An Efficient High Throughput Implementation of IDEA Encryption Algorithm using VLSI

M. Jayashree, I. Poonguzhali, S. Selva Agnes

1Department of ECE, Panimalar Institute of Technology
2Department of ECE, Panimalar Institute of Technology
3Department of ECE, Panimalar Institute of Technology

Address For Correspondence:
M. Jayashree, Department of ECE, Panimalar Institute of Technology
E-mail: jaya_sri_ece@yahoo.com

ARTICLE INFO

Article history:
Received 10 December 2015
Accepted 28 January 2016
Available online 10 February 2016

Keywords:
IDEA, Encryption, Decryption, Throughput, pipelining, Wallace Tree Compressor.

ABSTRACT

Implementation of IDEA encryption algorithm with high throughput using Verilog HDL is described in this paper. This is achieved by optimizing the modulus multiplier and using the available temporal parallelism in IDEA algorithm. The inverse modulo \((2^n+1)\) multiplier design implemented using the power realization algorithm for Euler’s theorem results in the fast inverse modulo multiplier. For high throughput a multiplier including Wallace tree compressors and carry look-ahead adders is used in pipelined implementations. In this algorithm, the sub-keys are generated internally. The original key once fetched is retained unless a new key is used for encryption. A significant improvement in area is achieved, as additional RAM is not engaged to store the sub-keys. The algorithm is executed in parallel for eight rounds using pipelined design. A key change results in latency of only three clock cycles, and the throughput is improved significantly due to the pipelined design. This implementation achieves a throughput of 1.422 Gbps, operating at a frequency of 66.67 MHz and cell area of 1.77 mm².

INTRODUCTION

Recently, the number of individuals and organizations using wide computer networks for personal and professional activities has increased a lot. Among them, there are several applications highly sensitive to data security such as commercial exchange on the Internet and smart cards. A cryptographic algorithm is an essential part in network security. A well-known cryptographic algorithm is the Data Encryption Standard (DES), which is widely adopted in security products. However, serious considerations arise from long-term security because of the relatively short key word length of only 56 bits and recently from the highly successful cryptanalysis attack. (Ms Snehal Patil, Prof. Vrunda Bhusari, 2014) There was a call for a stronger algorithm, and International Data Encryption Algorithm (IDEA) came into picture in 1990. IDEA uses algebraic operations completely and entirely avoids the use of any lookup tables or S-boxes. The strength of IDEA lies in its modulo multiplication operations. Using pipelined design, eight rounds of the algorithm are executed in parallel in a chip. The objective of this project is to reduce hardware requirements, resulting in a significant improvement in silicon area, processing speed and high throughput. For this purpose design of multiplier is very crucial. The time required for multiplication modulo \((2^n+1)\) has a significant influence on the system clock frequency.

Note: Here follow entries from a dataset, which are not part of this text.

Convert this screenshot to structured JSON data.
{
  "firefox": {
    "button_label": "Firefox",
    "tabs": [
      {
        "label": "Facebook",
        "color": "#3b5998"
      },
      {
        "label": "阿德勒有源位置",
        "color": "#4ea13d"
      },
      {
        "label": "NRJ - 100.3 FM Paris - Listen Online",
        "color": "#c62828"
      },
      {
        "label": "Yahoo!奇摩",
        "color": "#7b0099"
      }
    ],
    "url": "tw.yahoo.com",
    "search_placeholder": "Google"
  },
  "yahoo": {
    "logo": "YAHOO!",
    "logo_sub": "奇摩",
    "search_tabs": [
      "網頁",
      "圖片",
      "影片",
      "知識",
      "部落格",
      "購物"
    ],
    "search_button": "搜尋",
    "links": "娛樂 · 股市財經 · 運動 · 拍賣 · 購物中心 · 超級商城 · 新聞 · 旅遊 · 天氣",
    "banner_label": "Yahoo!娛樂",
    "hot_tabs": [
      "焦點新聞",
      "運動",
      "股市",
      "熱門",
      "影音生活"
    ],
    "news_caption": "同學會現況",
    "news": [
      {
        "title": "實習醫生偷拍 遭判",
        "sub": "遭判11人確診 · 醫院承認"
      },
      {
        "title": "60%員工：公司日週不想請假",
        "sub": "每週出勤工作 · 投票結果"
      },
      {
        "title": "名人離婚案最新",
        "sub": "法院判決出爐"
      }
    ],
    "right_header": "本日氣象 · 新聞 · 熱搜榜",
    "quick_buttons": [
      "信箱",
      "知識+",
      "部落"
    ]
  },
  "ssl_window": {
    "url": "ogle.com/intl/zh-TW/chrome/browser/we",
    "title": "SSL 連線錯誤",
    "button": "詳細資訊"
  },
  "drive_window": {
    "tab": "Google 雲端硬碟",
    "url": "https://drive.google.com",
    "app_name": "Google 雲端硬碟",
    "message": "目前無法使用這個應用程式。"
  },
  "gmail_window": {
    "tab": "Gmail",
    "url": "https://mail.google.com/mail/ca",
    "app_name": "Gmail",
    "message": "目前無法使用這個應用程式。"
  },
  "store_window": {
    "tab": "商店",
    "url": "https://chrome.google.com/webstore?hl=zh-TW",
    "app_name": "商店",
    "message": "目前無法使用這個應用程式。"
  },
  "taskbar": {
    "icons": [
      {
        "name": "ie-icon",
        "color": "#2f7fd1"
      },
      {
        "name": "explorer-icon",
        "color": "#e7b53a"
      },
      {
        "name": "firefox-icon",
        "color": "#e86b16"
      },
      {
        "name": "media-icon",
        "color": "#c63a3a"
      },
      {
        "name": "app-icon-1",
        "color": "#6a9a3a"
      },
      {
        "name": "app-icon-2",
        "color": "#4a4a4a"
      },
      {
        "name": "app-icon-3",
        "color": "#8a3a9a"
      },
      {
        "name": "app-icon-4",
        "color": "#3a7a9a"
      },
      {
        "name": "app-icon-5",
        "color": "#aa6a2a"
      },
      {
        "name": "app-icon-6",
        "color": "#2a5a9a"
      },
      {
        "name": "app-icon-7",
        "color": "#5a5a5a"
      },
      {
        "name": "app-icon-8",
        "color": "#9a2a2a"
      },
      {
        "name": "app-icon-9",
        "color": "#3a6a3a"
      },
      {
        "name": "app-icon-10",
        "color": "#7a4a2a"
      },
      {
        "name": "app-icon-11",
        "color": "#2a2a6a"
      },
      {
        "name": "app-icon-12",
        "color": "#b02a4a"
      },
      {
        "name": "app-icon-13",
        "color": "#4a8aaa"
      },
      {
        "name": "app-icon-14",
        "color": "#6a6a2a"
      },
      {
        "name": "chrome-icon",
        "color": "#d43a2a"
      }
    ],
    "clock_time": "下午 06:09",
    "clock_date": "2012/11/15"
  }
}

Most of today’s conventional encryption algorithms are implemented in software and their throughputs are about 10 megabits per second (Mbps) at most if a 128-bit key is used (MediaCrypt). However, the explosively growing electronic data transportation often necessitates higher throughput. As a result, it is often desired to implement encryption algorithms into hardware to achieve high-speed encryption and decryption.
Many researchers have implemented the IDEA algorithm. Curiger et al. (1991) has implemented a chip which is the first silicon device that can be applied to on-line encryption in high-speed networking protocols like ATM. With a system clock frequency of 25 MHz, this device permits a data conversion rate of 177 Mbps. Salomao et al. (1998) has implemented a single round of IDEA on one chip, and it operates at a worst case clock frequency of 30 MHz producing a throughput of 424 Mbps. Qin et al. (MediaCrypt) has also implemented a chip whose maximum clock time period and throughput reported are 8 and 133 Mbps, respectively. The purpose of our design is to demonstrate the feasibility of hardware implementation of IDEA that is one of the most popular encryption algorithms with high throughput. The rest of the paper is organized as follows. Section 2 describes the IDEA cryptographic algorithm. Section 3 describes how IDEA is implemented in VLSI using Verilog HDL. Section 4 gives the results obtained. Finally, Section 5 concludes the paper.

2. The Idea Cryptographic Algorithm:

The block cipher IDEA was first presented by Xuejia Lai and James Massey of the Swiss Federal Institute of Technology in 1990 and was then called PES (Proposed Encryption Standard) (MediaCrypt; Lai, X. and J. Massey, 1990). In 1991 after Biham and Shamir presented their results regarding differential cryptanalysis, the authors developed an improved version of the PES algorithm to increase the security against this attack and the new algorithm was called IPES (Improved Proposed Encryption Standard) while finally in 1992 its name was changed officially to IDEA.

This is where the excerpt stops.